Well.

The slides for one are more or less incomprehensible, but as for the overall content I really think this 'if only we could do what we did in Northern Ireland' implication is very unhelpful. Between Northern Ireland and Helmand Province there are scant significant parallels which ought to be guiding our practices.

No-one reads the doctrine. If my official capacity I have never even seen the doctrine, and would make a tentative estimate that no-one on the ground has either, or if they have, they've dismissed it as overly complicated, completely unreadable and largely irrelevant at the ground level in a Helmand village. It is hardly revelatory that a fundamental part of a COIN campaign is good J2, but perhaps another complicated Powerpoint presentation could set about explaining the UK's J2 shortfalls.
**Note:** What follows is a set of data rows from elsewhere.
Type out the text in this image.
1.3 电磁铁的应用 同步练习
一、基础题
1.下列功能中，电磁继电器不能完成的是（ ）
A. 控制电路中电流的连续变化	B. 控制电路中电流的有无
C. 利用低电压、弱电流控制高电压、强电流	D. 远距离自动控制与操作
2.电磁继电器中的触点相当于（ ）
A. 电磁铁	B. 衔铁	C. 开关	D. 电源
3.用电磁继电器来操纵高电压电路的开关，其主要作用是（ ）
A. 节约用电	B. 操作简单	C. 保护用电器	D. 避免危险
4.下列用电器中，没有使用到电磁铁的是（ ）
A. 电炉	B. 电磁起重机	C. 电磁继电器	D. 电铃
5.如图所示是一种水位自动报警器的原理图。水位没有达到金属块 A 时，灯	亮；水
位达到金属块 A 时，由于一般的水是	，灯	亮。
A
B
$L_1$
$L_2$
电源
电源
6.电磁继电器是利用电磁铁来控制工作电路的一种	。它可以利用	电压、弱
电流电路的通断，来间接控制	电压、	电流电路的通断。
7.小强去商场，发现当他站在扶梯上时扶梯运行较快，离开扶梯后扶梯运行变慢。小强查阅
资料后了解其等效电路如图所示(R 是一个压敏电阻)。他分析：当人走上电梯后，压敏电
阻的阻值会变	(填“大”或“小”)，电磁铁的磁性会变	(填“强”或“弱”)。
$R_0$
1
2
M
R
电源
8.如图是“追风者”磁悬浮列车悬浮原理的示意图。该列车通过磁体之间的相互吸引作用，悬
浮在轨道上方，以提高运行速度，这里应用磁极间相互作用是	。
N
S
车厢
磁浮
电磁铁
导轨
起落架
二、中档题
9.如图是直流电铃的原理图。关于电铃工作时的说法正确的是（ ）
The whole implication of the slides is that the doctrine is sound but the carrying out of it is not. But there is nothing to say why not - bugger the doctrine, why are we not as good at it as we used to be? Resources? Complicated command structures? Bureaucracy? Poor use of J2? Inadequate funding or CIVMIL relations? Inadequate traning in the first place? Too kinetically minded? Mission creep? Poor quality commanders? All of the above and more, most likely. Yet identifying these things is not at the crux of this presentation. It more looks at what mistakes have been made, rather than a proper introspective look at why. I very much doubt that the answer is in the official doctrine.